The EPA limits are based on the possibility of leakage into the passenger compartment and combined with CO2 from normal human respiration. There is a short term (15 min) exposure limit of 3% (30,000 parts per million) for the passenger free space in the cabin, and an absolute limit of 4% (40,000 ppm) in the passenger breathing zone.

R-744 use challenges

SAE J2772 is a standard that covers analytic and physical tests to evaluate refrigerant concentration in the cabin in the early stages of vehicle development, and was developed to cover R-744 and R-1234yf. But it contained sufficiently general procedures for many refrigerants. Electronic CO2 sensors developed in recent years are available for possible use today.
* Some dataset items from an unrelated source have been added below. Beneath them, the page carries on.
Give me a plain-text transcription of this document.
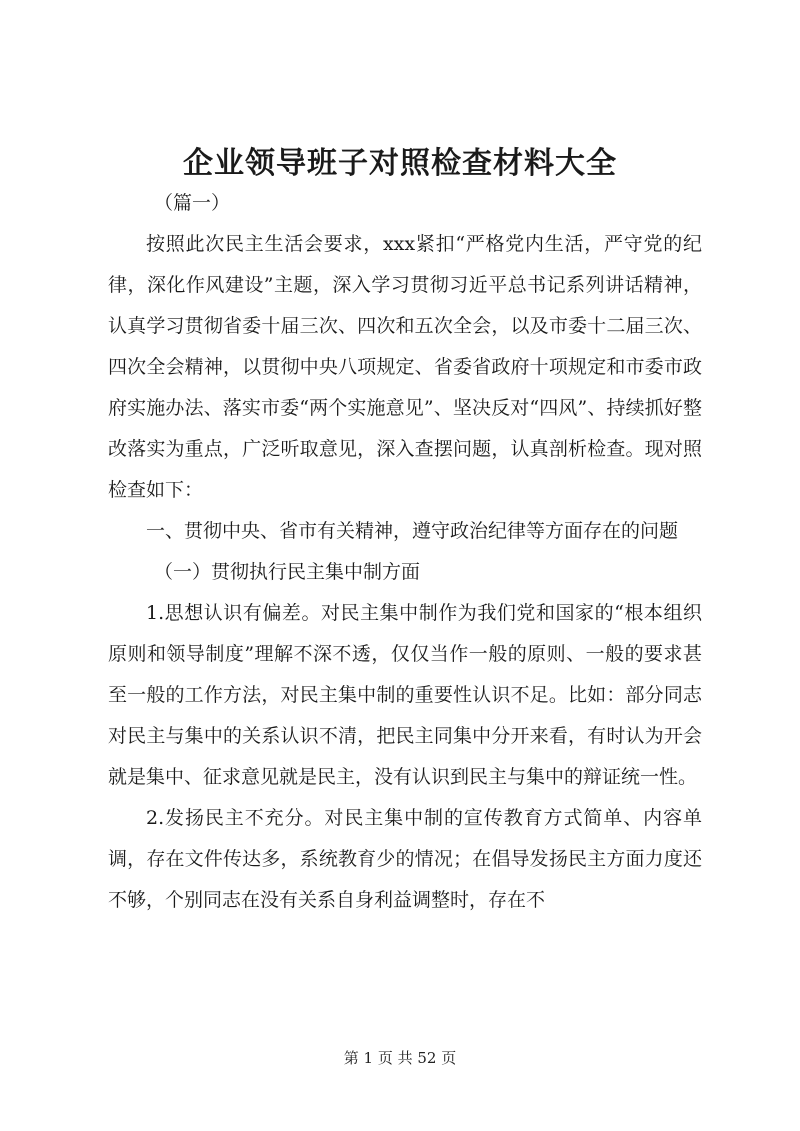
企业领导班子对照检查材料大全

（篇一）

按照此次民主生活会要求，xxx紧扣“严格党内生活，严守党的纪律，深化作风建设”主题，深入学习贯彻习近平总书记系列讲话精神，认真学习贯彻省委十届三次、四次和五次全会，以及市委十二届三次、四次全会精神，以贯彻中央八项规定、省委省政府十项规定和市委市政府实施办法、落实市委“两个实施意见”、坚决反对“四风”、持续抓好整改落实为重点，广泛听取意见，深入查摆问题，认真剖析检查。现对照检查如下：

一、贯彻中央、省市有关精神，遵守政治纪律等方面存在的问题

（一）贯彻执行民主集中制方面

1.思想认识有偏差。对民主集中制作为我们党和国家的“根本组织原则和领导制度”理解不深不透，仅仅当作一般的原则、一般的要求甚至一般的工作方法，对民主集中制的重要性认识不足。比如：部分同志对民主与集中的关系认识不清，把民主同集中分开来看，有时认为开会就是集中、征求意见就是民主，没有认识到民主与集中的辩证统一性。

2.发扬民主不充分。对民主集中制的宣传教育方式简单、内容单调，存在文件传达多，系统教育少的情况；在倡导发扬民主方面力度还不够，个别同志在没有关系自身利益调整时，存在不

第 1 页 共 52 页
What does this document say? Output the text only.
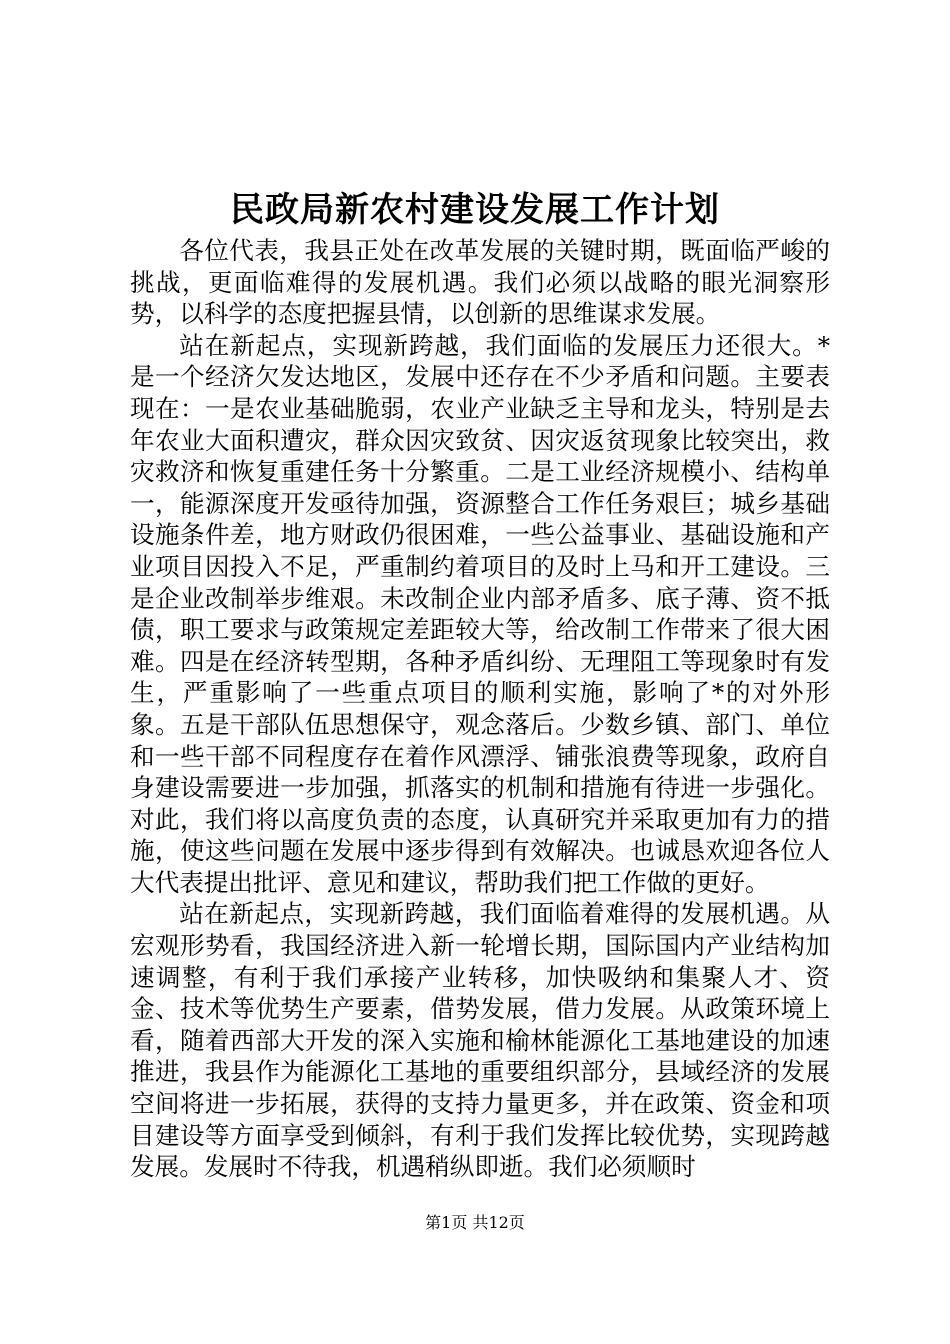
民政局新农村建设发展工作计划

各位代表，我县正处在改革发展的关键时期，既面临严峻的挑战，更面临难得的发展机遇。我们必须以战略的眼光洞察形势，以科学的态度把握县情，以创新的思维谋求发展。

站在新起点，实现新跨越，我们面临的发展压力还很大。*是一个经济欠发达地区，发展中还存在不少矛盾和问题。主要表现在：一是农业基础脆弱，农业产业缺乏主导和龙头，特别是去年农业大面积遭灾，群众因灾致贫、因灾返贫现象比较突出，救灾救济和恢复重建任务十分繁重。二是工业经济规模小、结构单一，能源深度开发亟待加强，资源整合工作任务艰巨；城乡基础设施条件差，地方财政仍很困难，一些公益事业、基础设施和产业项目因投入不足，严重制约着项目的及时上马和开工建设。三是企业改制举步维艰。未改制企业内部矛盾多、底子薄、资不抵债，职工要求与政策规定差距较大等，给改制工作带来了很大困难。四是在经济转型期，各种矛盾纠纷、无理阻工等现象时有发生，严重影响了一些重点项目的顺利实施，影响了*的对外形象。五是干部队伍思想保守，观念落后。少数乡镇、部门、单位和一些干部不同程度存在着作风漂浮、铺张浪费等现象，政府自身建设需要进一步加强，抓落实的机制和措施有待进一步强化。对此，我们将以高度负责的态度，认真研究并采取更加有力的措施，使这些问题在发展中逐步得到有效解决。也诚恳欢迎各位人大代表提出批评、意见和建议，帮助我们把工作做的更好。

站在新起点，实现新跨越，我们面临着难得的发展机遇。从宏观形势看，我国经济进入新一轮增长期，国际国内产业结构加速调整，有利于我们承接产业转移，加快吸纳和集聚人才、资金、技术等优势生产要素，借势发展，借力发展。从政策环境上看，随着西部大开发的深入实施和榆林能源化工基地建设的加速推进，我县作为能源化工基地的重要组织部分，县域经济的发展空间将进一步拓展，获得的支持力量更多，并在政策、资金和项目建设等方面享受到倾斜，有利于我们发挥比较优势，实现跨越发展。发展时不待我，机遇稍纵即逝。我们必须顺时

第1页 共12页
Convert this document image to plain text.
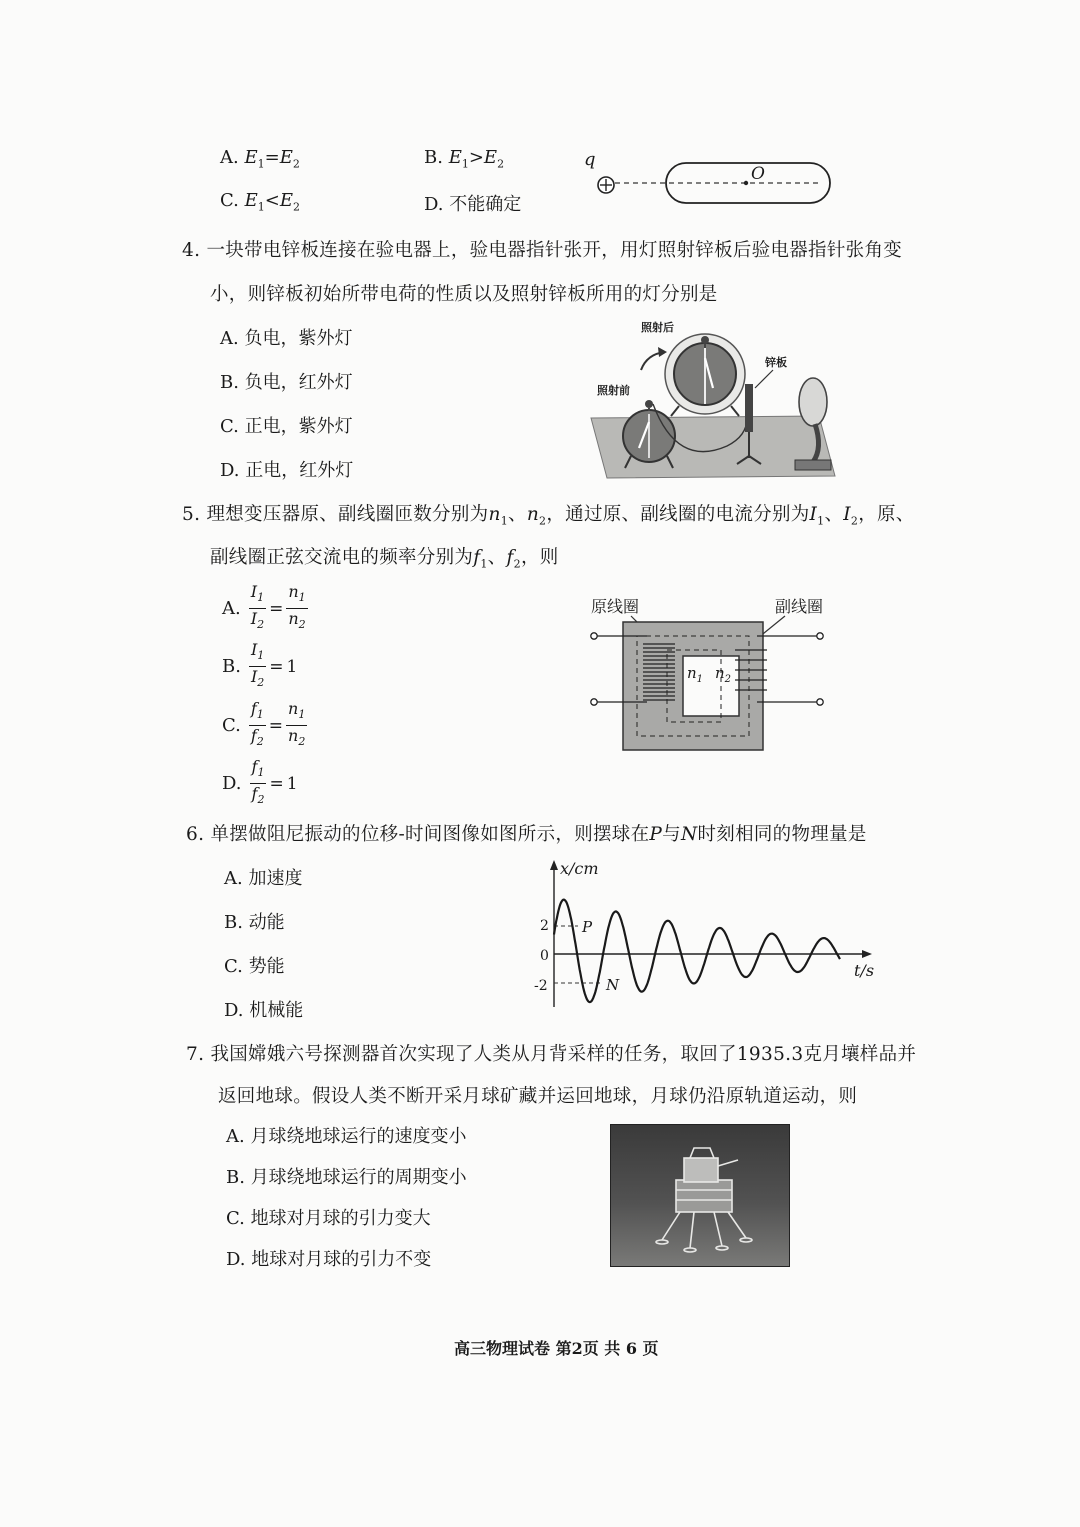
A. $E_1=E_2$	B. $E_1>E_2$
C. $E_1<E_2$	D. 不能确定
q
O
4. 一块带电锌板连接在验电器上，验电器指针张开，用灯照射锌板后验电器指针张角变
小，则锌板初始所带电荷的性质以及照射锌板所用的灯分别是
A. 负电，紫外灯
B. 负电，红外灯
C. 正电，紫外灯
D. 正电，红外灯
照射后
照射前
锌板
5. 理想变压器原、副线圈匝数分别为$n_1$、$n_2$，通过原、副线圈的电流分别为$I_1$、$I_2$，原、
副线圈正弦交流电的频率分别为$f_1$、$f_2$，则
A. $\frac{I_1}{I_2} = \frac{n_1}{n_2}$
B. $\frac{I_1}{I_2} = 1$
C. $\frac{f_1}{f_2} = \frac{n_1}{n_2}$
D. $\frac{f_1}{f_2} = 1$
原线圈	副线圈
$n_1$ $n_2$
6. 单摆做阻尼振动的位移-时间图像如图所示，则摆球在P与N时刻相同的物理量是
A. 加速度
B. 动能
C. 势能
D. 机械能
x/cm
t/s
2
0
-2
P
N
7. 我国嫦娥六号探测器首次实现了人类从月背采样的任务，取回了1935.3克月壤样品并
返回地球。假设人类不断开采月球矿藏并运回地球，月球仍沿原轨道运动，则
A. 月球绕地球运行的速度变小
B. 月球绕地球运行的周期变小
C. 地球对月球的引力变大
D. 地球对月球的引力不变
高三物理试卷 第2页 共 6 页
R-744 has been a challenging refrigerant to use in automotive A/C. The pressures in a refrigerant cycle may rise to 10 times those in an R-134a/R-1234yf system, so component durability has been an issue. Further, high-pressure pulsations have created noise problems. The refrigerant itself has a condensation temperature of 31°C (88°F). So the efficiency from a phase change (condensation to a liquid) normally does not occur in the front heat exchanger, which as a result is referred to as a gas cooler rather than a condenser. However, an IHX (Internal Heat Exchanger) in the system configuration, may produce some high-pressure side condensation and improved efficiency.

There has been no announcement when (or even if) R-744 systems would be sold in the U.S., as the automakers are likely to limit initial applications to a few models, and for the European market, where the performance and durability could be more easily monitored. But with SAE standards in place, any decision to export vehicles using CO2 A/C to the U.S. would be simplified.